The appeal was filed with the DEM’s administrative adjudication division.

East Greenwich resident Denise Lopez, who has closely followed the MedRecyler application and rallied opposition was uncertain Monday as to the next step in the fight to stop the operation.

“It’s all hands on deck. We’re waiting to hear more,” she said. She followed up with an email in which she wrote, “RIDEM provided 978 pages of a response to public comment. The denial was fully justified. We will continue to be vigilant and monitor the situation.”

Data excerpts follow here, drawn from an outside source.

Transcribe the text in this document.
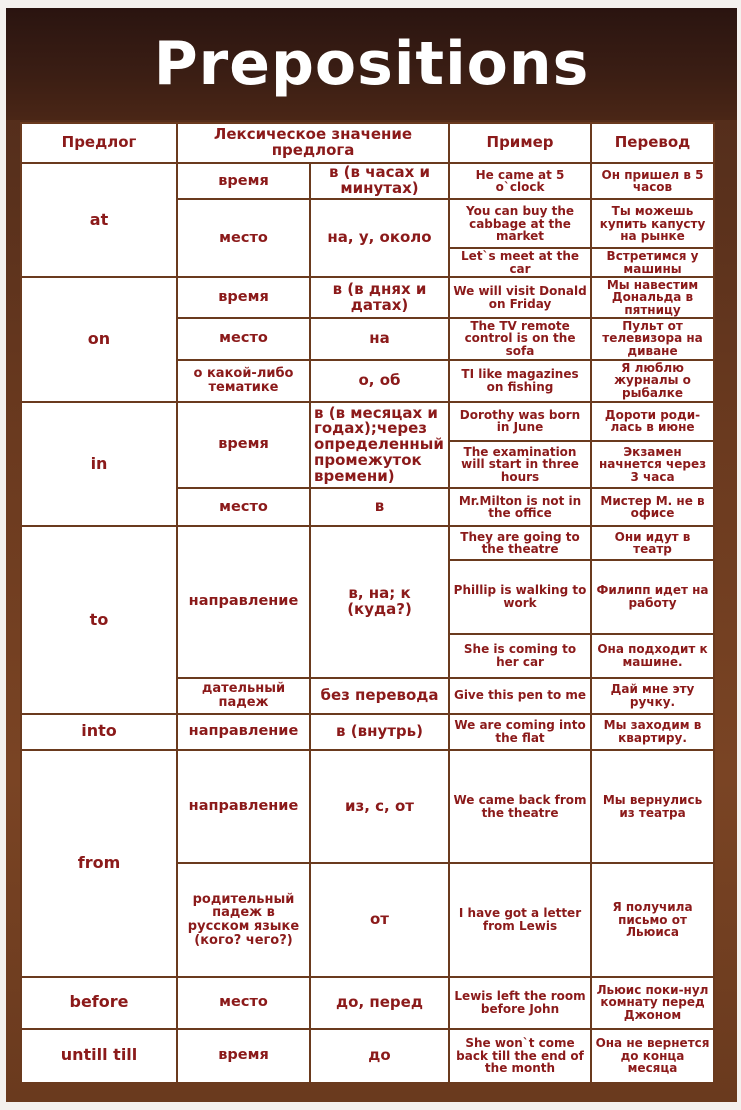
Prepositions
Предлог	Лексическое значение предлога		Пример	Перевод
at	время	в (в часах и минутах)	He came at 5 o`clock	Он пришел в 5 часов
	место	на, у, около	You can buy the cabbage at the market	Ты можешь купить капусту на рынке
			Let`s meet at the car	Встретимся у машины
on	время	в (в днях и датах)	We will visit Donald on Friday	Мы навестим Дональда в пятницу
	место	на	The TV remote control is on the sofa	Пульт от телевизора на диване
	о какой-либо тематике	о, об	TI like magazines on fishing	Я люблю журналы о рыбалке
in	время	в (в месяцах и годах);через определенный промежуток времени)	Dorothy was born in June	Дороти роди-лась в июне
			The examination will start in three hours	Экзамен начнется через 3 часа
	место	в	Mr.Milton is not in the office	Мистер М. не в офисе
to	направление	в, на; к (куда?)	They are going to the theatre	Они идут в театр
			Phillip is walking to work	Филипп идет на работу
			She is coming to her car	Она подходит к машине.
	дательный падеж	без перевода	Give this pen to me	Дай мне эту ручку.
into	направление	в (внутрь)	We are coming into the flat	Мы заходим в квартиру.
from	направление	из, с, от	We came back from the theatre	Мы вернулись из театра
	родительный падеж в русском языке (кого? чего?)	от	I have got a letter from Lewis	Я получила письмо от Льюиса
before	место	до, перед	Lewis left the room before John	Льюис поки-нул комнату перед Джоном
untill till	время	до	She won`t come back till the end of the month	Она не вернется до конца месяца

The highly controversial facility — equipment has been shipped to the site, but is not operational — located within an industrial building at 1600 Division St. was designed to process 70 tons of medical waste daily through pyrolysis.

That process that MedRecyler claims has been successfully used to dispose of medical waste superheats material in the absence of oxygen causing it to become gaseous. The gases are then burned to produce electricity.

MRI filed its original application in February 2019 and was granted a minor source air permit by DEM on May 7, 2020. On Dec. 2, 2020, DEM issued a notice of intent to approve MRI’s final application for a permit.

That action coalesced opposition to the operation that had been closely following and challenging the plant. Petitions in opposition to the facility were widely circulated and DEM received more than 600 written comments about the operation before cutting off comments 90 days prior to denying the permit on July 13.

The action came only days after passage of legislation introduced by East Greenwich Rep. Justine Caldwell regulating the disposal of waste by pyrolysis that effectively rendered it impossible for MRI to operate from its Division Street location. The bill makes it illegal for a high-heat medical waste disposal plant to operate within 2,000 feet of a school, residential areas, parks, open space and waters.

MRI argues the law has no retroactive language and that “the law in effect at the time of the public hearing was the operative law that should have been applied to RIDEM’s review of the final application.”

Based on that argument Michael Kelly, attorney for MRI requests that the administrative adjudication division asks for further review and an “express order that the legislation is not to be considered and that the final application must be reviewed under the law in effect at the time that the final application was filed.”

Lopez reasons the MedRecyler application was lacking, even though Kelly says the company meet DEM requests, because they did not provide testing protocols for their operation.

“How can you say a process is safe if you don’t know how it will be tested,” she asks.  Michael Healey, DEM chief public affairs officer, said in an email that the ADD has scheduled a “status conference” for Sept. 8.

Asked what could be the outcome of the conference, Healey replied, “the AAD only has jurisdiction to consider the technical aspects of DEM’s denial. AAD does not have jurisdiction over the constitutionality or applicability of the statute prohibiting new high-heat medical waste processing facilities from being sited in Rhode Island; Superior Court does. A party facing an adverse ruling by the AAD would likely appeal it to Superior Court.”